6. Pistes d'amélioration pour l'analyse de sentiment

Améliorations architecturales

  1. Bi-LSTM avec attention : Ajout d'un mécanisme d'attention pour se concentrer sur les mots importants

    # Exemple simplifié de mécanisme d'attention
    from tensorflow.keras.layers import Dense, Concatenate
    
    # Output de Bi-LSTM avec return_sequences=True
    lstm_output = ... # shape=(batch_size, sequence_length, lstm_units*2)
    
    # Couche d'attention
    attention = Dense(1, activation='tanh')(lstm_output)
    attention_weights = tf.nn.softmax(attention, axis=1)
    context_vector = tf.reduce_sum(lstm_output * attention_weights, axis=1)
    

  2. Embeddings contextuels : Utiliser des embeddings pré-entraînés comme GloVe, Word2Vec ou BERT

    # Chargement d'embeddings GloVe pré-entraînés
    import numpy as np
    
    embeddings_index = {}
    with open('glove.6B.100d.txt', encoding='utf-8') as f:
        for line in f:
            values = line.split()
            word = values[0]
            coefs = np.asarray(values[1:], dtype='float32')
            embeddings_index[word] = coefs
    

  3. Architectures hybrides : Combiner CNN et LSTM pour extraire des motifs à différentes échelles

    from tensorflow.keras.layers import Conv1D, MaxPooling1D
    
    # Exemple d'architecture hybride CNN-LSTM
    model = Sequential([
        Embedding(vocab_size, embedding_dim, input_length=max_sequence_length),
        Conv1D(filters=128, kernel_size=5, activation='relu'),
        MaxPooling1D(pool_size=2),
        LSTM(units=64),
        Dense(1, activation='sigmoid')
    ])
    

Améliorations des données et du prétraitement

  1. Augmentation de données : Création d'exemples supplémentaires par synonymisation, back-translation, etc.

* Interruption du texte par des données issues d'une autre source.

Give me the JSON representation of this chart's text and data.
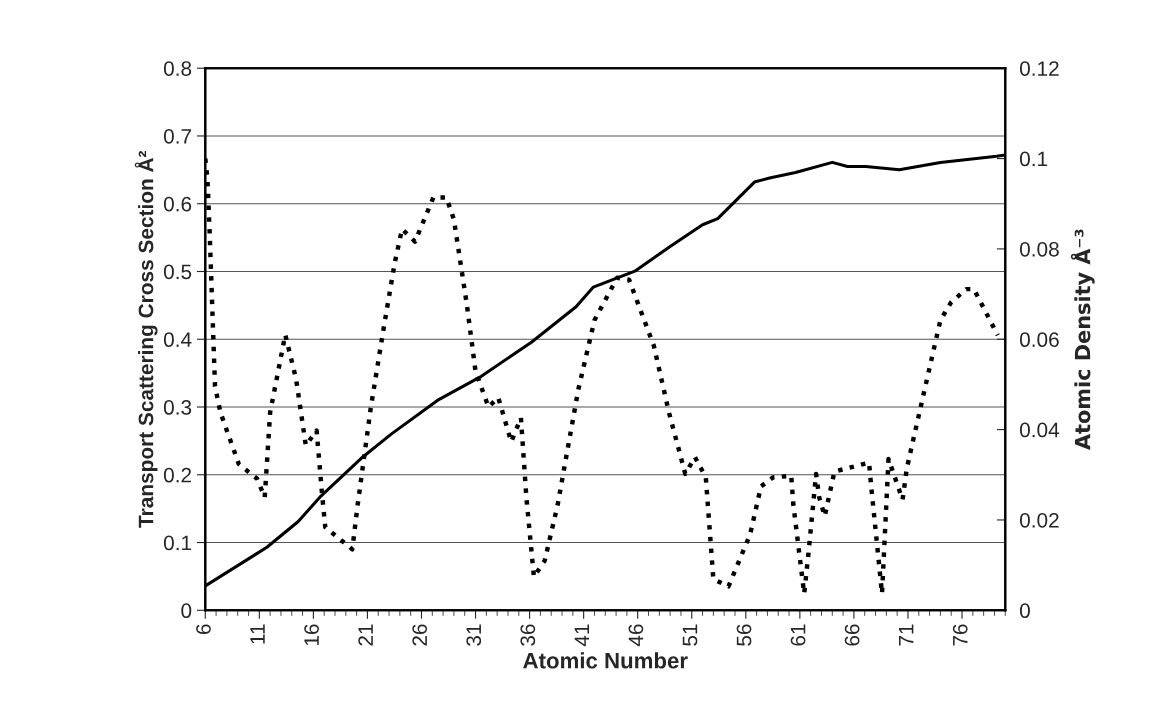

  2. Traitement spécifique : Gestion explicite des négations, des intensificateurs, etc.

    # Exemple de détection de négation
    def mark_negations(text):
        negation_words = ['not', 'no', 'never', 'neither', 'nor', 'none']
        words = text.split()
        for i, word in enumerate(words):
            if word in negation_words and i < len(words) - 1:
                # Marquer le mot suivant une négation
                words[i+1] = 'NEG_' + words[i+1]
        return ' '.join(words)
    

  3. Fine-tuning sur un domaine spécifique : Adaptation à un vocabulaire particulier (critique de films, avis produits, etc.)

Conclusion

L'analyse de sentiment avec LSTM offre des capacités puissantes pour comprendre le sentiment exprimé dans un texte. Bien que cette approche présente certaines limitations, elle constitue une base solide qui peut être améliorée par diverses techniques. La compréhension approfondie de ces points clés vous permettra de développer des modèles plus performants et mieux adaptés à vos besoins spécifiques.